Opus Newton: Building community first
There is a vibrant community forming around the 2Life Opus campus in Newton — and the groundbreaking hasn’t even taken place. As reservation deposits have continued to flow in, prospective Opus residents are already connecting with each other as they realize their common bond: a deep desire to be part of a community.
pus is focused not just on providing a quality living alternative for middle-income individuals 62+, but also on creating a true community of engaged and supportive neighbors. That process has already begun, as depositors have started connecting with each other.
“We’ve met some really nice people,” says Roberta Taylor, who, along with her husband, Bruce, attended some of the Opus get-together events. “We met one couple with whom we’re planning to get together, and we communicate by email.”
Roberta says the sense of community forming around Opus is one of its most attractive aspects. “I’m looking forward to being with like-minded people from all walks of life.”
Linda Helfet, another Opus depositor, agrees. “When we heard about Opus, what we liked about it was not just that we could afford it but the value system as well. People caring about each other, working with each other, and supporting each other. We realized here is an opportunity to actually make a community.”
Linda became an active advocate for Opus, spreading the word and encouraging others to jump on board. “We have a community of friends and acquaintances who we feel are compatible with the Opus concept,” Linda says, noting she and her husband, Bill Hilliker, have participated in dinners to bring people together, inviting others to join.
"Being part of a community where you are making new friends and where there are people who can support you and who you can support is very comforting. I think Opus is attracting people who want to learn from each other and make the world better. - Linda Helfet
Many future residents are particularly attracted to the volunteering component, where each resident will devote time to create inspiring activities, assist others and to support Opus operations, such as working at the reception desk, driving a neighbor to an appointment or organizing a lecture series on relevant topics.
“I think the volunteering requirement is absolutely inspired,” said depositor Liz Diamond. “It’s one of the things I love about the Opus concept, because I believe that volunteering creates community. It brings out the best in people.”
Margie Beal and Sue Andrews agree. “We didn’t want to be in an environment where we were being served, where we were being ‘taken care of’ or ‘professional customers.’ We wanted something that would allow us to serve.”

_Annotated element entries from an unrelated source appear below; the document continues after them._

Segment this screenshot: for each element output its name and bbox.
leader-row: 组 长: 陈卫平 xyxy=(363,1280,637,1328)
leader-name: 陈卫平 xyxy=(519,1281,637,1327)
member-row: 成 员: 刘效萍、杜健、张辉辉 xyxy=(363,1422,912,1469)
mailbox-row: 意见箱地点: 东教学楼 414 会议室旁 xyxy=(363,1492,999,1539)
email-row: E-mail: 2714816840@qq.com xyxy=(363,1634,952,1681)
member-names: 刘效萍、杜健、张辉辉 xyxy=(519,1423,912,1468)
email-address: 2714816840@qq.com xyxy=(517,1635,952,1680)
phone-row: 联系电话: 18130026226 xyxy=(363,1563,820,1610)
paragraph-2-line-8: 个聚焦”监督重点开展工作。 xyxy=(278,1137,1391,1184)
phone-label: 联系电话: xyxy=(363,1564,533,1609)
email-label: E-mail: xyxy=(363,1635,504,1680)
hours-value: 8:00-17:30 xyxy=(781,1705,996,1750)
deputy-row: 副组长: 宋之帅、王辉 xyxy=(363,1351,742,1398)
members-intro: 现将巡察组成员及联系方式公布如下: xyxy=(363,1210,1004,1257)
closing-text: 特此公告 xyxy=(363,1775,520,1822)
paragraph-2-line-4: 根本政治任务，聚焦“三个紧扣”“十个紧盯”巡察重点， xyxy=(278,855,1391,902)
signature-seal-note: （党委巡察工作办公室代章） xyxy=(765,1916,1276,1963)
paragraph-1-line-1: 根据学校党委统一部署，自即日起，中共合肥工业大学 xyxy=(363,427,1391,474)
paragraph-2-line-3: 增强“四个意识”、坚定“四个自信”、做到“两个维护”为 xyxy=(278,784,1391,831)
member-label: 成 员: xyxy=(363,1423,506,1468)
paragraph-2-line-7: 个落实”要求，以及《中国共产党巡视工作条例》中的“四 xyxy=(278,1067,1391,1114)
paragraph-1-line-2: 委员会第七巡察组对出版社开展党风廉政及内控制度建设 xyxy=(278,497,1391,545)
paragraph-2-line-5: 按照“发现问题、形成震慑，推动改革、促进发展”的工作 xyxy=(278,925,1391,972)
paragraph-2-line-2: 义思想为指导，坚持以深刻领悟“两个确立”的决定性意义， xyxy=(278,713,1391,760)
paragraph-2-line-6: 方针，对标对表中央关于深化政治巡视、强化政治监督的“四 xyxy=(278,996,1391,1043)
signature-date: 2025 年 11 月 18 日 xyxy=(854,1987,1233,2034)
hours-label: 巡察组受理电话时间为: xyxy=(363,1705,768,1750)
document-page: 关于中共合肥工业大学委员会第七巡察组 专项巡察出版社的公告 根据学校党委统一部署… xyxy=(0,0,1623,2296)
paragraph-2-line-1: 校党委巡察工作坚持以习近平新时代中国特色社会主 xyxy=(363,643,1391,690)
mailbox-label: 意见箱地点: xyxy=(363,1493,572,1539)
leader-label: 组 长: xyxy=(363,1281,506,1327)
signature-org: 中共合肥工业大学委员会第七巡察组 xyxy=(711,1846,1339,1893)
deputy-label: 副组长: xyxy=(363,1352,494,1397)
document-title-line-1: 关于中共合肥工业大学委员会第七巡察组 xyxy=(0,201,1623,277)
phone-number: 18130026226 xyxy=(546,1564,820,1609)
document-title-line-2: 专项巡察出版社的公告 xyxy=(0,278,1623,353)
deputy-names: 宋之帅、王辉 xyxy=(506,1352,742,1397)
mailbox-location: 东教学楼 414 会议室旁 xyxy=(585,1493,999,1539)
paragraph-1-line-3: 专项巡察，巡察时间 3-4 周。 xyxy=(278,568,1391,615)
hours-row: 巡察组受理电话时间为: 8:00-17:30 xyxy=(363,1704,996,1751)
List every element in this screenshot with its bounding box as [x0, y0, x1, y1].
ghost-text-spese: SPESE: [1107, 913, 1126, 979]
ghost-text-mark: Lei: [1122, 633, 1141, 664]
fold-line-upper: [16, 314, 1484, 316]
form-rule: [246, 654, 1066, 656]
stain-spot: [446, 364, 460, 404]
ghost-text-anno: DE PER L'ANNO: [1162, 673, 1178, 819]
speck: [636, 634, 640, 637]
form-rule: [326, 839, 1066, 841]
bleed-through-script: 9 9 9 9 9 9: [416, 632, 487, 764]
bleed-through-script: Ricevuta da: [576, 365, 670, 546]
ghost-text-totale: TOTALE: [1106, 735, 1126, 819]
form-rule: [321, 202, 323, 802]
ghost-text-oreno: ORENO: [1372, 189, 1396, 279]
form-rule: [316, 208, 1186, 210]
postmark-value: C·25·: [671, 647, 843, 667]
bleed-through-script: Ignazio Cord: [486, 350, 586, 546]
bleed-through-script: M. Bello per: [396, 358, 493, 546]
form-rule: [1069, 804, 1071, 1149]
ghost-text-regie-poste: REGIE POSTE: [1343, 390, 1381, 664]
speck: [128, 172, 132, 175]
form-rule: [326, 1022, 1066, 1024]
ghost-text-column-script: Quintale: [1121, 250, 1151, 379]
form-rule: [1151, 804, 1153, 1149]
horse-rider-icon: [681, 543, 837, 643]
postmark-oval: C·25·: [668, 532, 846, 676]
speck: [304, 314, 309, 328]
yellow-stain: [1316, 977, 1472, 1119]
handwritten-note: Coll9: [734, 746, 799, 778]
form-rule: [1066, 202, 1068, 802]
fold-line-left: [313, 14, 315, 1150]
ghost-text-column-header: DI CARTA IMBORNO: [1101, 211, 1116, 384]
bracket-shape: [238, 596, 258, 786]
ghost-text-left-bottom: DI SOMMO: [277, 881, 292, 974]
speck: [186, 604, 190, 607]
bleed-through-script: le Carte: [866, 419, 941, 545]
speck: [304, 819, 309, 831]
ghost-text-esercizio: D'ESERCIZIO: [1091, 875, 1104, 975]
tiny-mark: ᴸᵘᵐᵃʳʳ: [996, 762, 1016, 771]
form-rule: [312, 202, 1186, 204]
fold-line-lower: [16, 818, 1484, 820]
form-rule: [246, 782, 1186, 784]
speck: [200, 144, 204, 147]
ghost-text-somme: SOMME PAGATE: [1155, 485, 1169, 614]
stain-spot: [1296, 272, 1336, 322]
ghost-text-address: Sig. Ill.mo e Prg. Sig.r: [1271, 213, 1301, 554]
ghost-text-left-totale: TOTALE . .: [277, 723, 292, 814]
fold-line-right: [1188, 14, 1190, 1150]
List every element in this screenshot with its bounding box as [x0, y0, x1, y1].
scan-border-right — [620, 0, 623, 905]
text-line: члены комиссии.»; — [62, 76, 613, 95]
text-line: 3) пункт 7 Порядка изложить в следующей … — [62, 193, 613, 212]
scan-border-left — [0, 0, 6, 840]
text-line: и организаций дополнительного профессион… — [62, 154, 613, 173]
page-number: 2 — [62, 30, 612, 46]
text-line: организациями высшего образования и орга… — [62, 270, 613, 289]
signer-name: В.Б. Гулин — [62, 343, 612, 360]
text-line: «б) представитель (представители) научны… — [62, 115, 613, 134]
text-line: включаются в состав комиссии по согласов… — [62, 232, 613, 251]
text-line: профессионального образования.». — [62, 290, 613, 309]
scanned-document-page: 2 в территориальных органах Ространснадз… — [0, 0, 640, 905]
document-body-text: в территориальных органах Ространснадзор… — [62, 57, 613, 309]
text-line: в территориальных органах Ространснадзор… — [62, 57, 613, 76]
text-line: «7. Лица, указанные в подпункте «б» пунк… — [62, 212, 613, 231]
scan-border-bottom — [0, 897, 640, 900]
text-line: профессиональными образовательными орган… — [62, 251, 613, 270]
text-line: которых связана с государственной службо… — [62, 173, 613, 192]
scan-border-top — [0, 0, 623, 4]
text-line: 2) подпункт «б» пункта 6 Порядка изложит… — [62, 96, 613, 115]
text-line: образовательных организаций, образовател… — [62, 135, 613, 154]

There will be multiple ways for future Opus residents to engage during the construction phase. A special online portal exclusively for depositors will offer a convenient way to network with other future Opus residents, access updates and progress reports, and sign up for planned events. Those events will include a series of seminars on a range of topics important to Opus depositors, such as tips on planning for the sale of their home, choosing what to bring to Opus, downsizing, and options for donating items to people who need them. Upcoming surveys and focus groups will provide another avenue for depositors to take an active role in helping shape the programs and personality of Opus.
Sharon Adams Brooks, who has been part of the team leading Opus for seven years, says the response to Opus has been nothing short of amazing. “I’ve been in this field for decades, and never before have I seen people coming in the door stating, ‘I want to live in community’ as their primary reason for a move. They want to have a purpose and to have genuine connections with other people. That’s what Opus is all about.”